Chronique

YANN ARMELLINO - CROSS ROCKS / BRENNUS 2004

Yann : guitariste instrumental français fut le 1er à nous faire confiance (merci pour ça) et c’est en toute logique que nous allons chroniquer son nouveau bébé intitulé Cross rocks.« Crossroad » débute cet album, c’est une reprise de Robert Jonhson (grand guitariste de blues des années 30) chanté par Tony Lindsay, ce titre donne chaud au cœur et les solos de gratte sont excellents sincères et chaleureux. Un très bon début qui donne envie de vite découvrir la suite. « The begining » c’est du pur Yann comme on a pu l’apprécier dans ses précédant opus, avec toujours ce petit côté Joe Satriani (il faut bien rendre hommage à ses idoles) fort sympa, et ce jeu de guitare entre technique, fluidité et sincérité, un grand morceau.
« Dropped d song » c’est du bon hard rock mélodique très bien aidé par le talent inspiré d’un Yann très en forme, on en redemande.
Yeah le blues reprend son droit avec « stop breakin’ down » quel pied, on sent que l’ami Yann à vraiment pris son pied avec ce titre de Robert Johnson cela sent bon le vrai blues jouissif et les quelques cuivres accompagnés de la voix de Larry Braggs le rend plus que magique.

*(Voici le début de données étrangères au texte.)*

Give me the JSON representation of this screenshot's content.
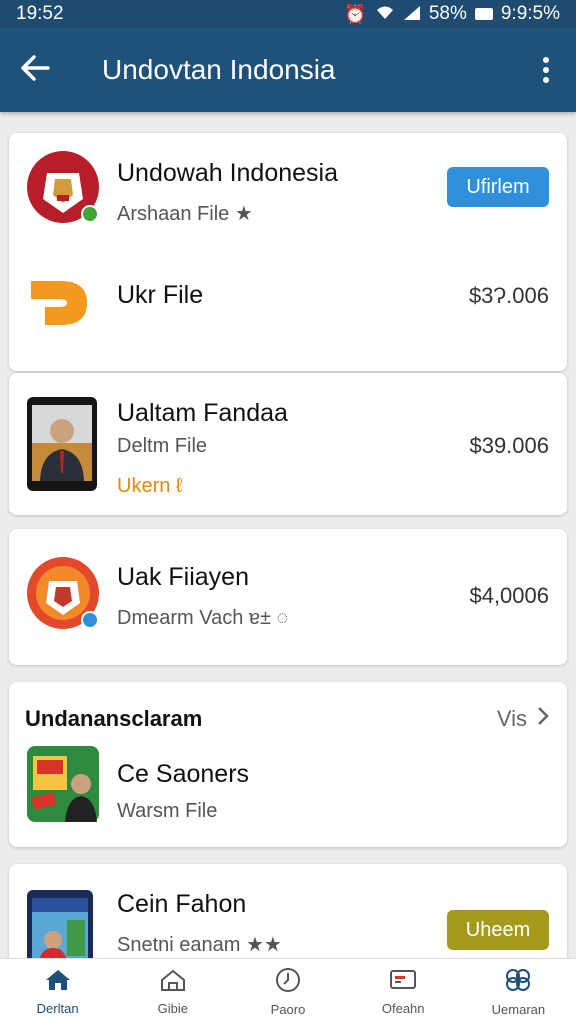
{
  "status_bar": {
    "time": "19:52",
    "battery_percent": "58%",
    "clock_right": "9:9:5%"
  },
  "app_bar": {
    "title": "Undovtan Indonsia"
  },
  "items": [
    {
      "name": "Undowah Indonesia",
      "sub": "Arshaan File ★",
      "action_label": "Ufirlem"
    },
    {
      "name": "Ukr File",
      "price": "$3Ɂ.006"
    },
    {
      "name": "Ualtam Fandaa",
      "sub": "Deltm File",
      "price": "$39.006",
      "tag": "Ukern ℓ"
    },
    {
      "name": "Uak Fiiayen",
      "sub": "Dmearm Vach ɐ± ◌",
      "price": "$4,0006"
    }
  ],
  "section": {
    "title": "Undanansclaram",
    "view_all": "Vis",
    "items": [
      {
        "name": "Ce Saoners",
        "sub": "Warsm File"
      },
      {
        "name": "Cein Fahon",
        "sub": "Snetni eanam ★★",
        "action_label": "Uheem"
      }
    ]
  },
  "bottom_nav": [
    {
      "label": "Derltan",
      "icon": "home-icon"
    },
    {
      "label": "Gibie",
      "icon": "house-outline-icon"
    },
    {
      "label": "Paoro",
      "icon": "clock-icon"
    },
    {
      "label": "Ofeahn",
      "icon": "card-icon"
    },
    {
      "label": "Uemaran",
      "icon": "flower-icon"
    }
  ],
  "colors": {
    "app_bar": "#1f527a",
    "status_bar": "#1e4b6f",
    "primary_button": "#2e8fdc",
    "olive_button": "#a39a1c",
    "tag_orange": "#e08b00"
  }
}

« Beach music » est plus calme, un titre plus cool et lisse avec lequel on se laisse entraîner vers un joli monde celui de la belle guitare. « Riff roll & Stylus » c’est la rencontre entre le rock et l’electro certes plus rock que électro, un titre qui nous montre un style différent mais parfaitement maîtrisé. On continue dans les reprises mais cette fois c’est Kiss (le groupe fétiche de notre cher Yann) « shandi » est là jouée en instrumentale fort bien réussi d’ailleurs douce et enivrante.
« Electro song » rappelle l’album du Satch ‘enigme of création’ un pur mélange rock électro décapant, puis changement de direction avec « metal song (baby’s like metal) » un titre énorme au riff super.
Allez un peu de blues avec 2 reprises de Mr Johnson « if i had possession over judgement day » est plus cool dans la pure tradition avec un jeu moderne qui nous fait dire que cette musique est immortelle et intemporelle puis « four until late » nous fait plonger il y a 70 ans en arrière dans les champs de cotons de la Caroline du sud avec la voix de Connye Florance. La douce « time to time » prend sa place dans votre âme avec ses jolies mélodies et sa douceur ultime, parsemée de quelques voix féminines fort agréables pour un moment divin.« feels so good (remix)» est étrange un mélange de funk, rock, hard, toujours mené de main de maître par un Yann jongleur. Le dernier titre se nome « walkin’blues » est lui aussi de Robert Johnson du pur du dur.
Conclusion un très bon album pour un très grand monsieur qui poursuit son chemin au travers de sa musique sincère, chaleureuse et surtout à des années lumière de quelconque fumisterie commerciale, un rayon de soleil au milieu de ce monde sombre.